Assim acaba a narração das glórias do Margasirsa-sukla Ekadasi ou moksada Ekadasi do Brahmananda Purana.
Notas:
1-Quando o Ekadasi cai em combinação com o Dvadasi, os devotos o chamam de maha-Dvadasi, e o jejum de cereais e feijões é feito neste (maha) Dvadasi, isto é devido a uma instrução do senhor Brahma à Garuda.
2-Os quatros vedas são: Sama, Yajur, Rg e Atharva.
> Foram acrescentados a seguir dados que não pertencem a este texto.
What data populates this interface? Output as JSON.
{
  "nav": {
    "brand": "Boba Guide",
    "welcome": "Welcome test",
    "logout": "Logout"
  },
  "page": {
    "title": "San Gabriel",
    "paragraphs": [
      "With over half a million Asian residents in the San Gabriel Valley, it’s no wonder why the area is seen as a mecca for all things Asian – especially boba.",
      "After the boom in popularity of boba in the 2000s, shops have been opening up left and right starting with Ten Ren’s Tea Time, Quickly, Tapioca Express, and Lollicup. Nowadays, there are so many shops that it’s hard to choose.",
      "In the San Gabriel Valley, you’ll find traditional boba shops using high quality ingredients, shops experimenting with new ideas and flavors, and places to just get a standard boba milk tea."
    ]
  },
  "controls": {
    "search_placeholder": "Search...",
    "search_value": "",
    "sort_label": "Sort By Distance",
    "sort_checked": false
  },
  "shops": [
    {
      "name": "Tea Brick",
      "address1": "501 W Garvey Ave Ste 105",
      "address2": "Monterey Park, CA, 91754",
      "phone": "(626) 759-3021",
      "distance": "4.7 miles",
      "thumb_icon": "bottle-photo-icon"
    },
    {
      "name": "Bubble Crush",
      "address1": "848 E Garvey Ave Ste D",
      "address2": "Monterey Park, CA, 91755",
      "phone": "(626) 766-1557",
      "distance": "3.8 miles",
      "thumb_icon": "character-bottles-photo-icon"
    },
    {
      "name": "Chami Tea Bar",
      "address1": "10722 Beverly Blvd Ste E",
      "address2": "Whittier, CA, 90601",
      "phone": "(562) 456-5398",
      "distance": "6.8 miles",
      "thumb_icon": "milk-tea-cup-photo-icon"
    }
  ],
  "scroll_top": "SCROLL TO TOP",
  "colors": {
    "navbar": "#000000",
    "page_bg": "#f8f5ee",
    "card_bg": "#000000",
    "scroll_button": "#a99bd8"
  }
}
3-Os sete membros do domínio de um rei são: o próprio rei, seus ministros, seu tesouro, suas forças militares, seus aliados, os brahmanas, os sacrifícios executados em seu reino e as necessidades de seus súditos.
4-Se alguém observa o jejum de Ekadasi para um antepassado falecido que esteja sofrendo no inferno, então o mérito assim obtido capacita o antepassado à deixar o inferno e entrar no reino celestial onde então poderá praticar serviço devocional a Krishna ou Vishnu e ir de volta ao Supremo. Mas aquele que observa Ekadasi para sua própria elevação espiritual, volta ao Supremo pessoalmente, nunca retornando ao mundo material.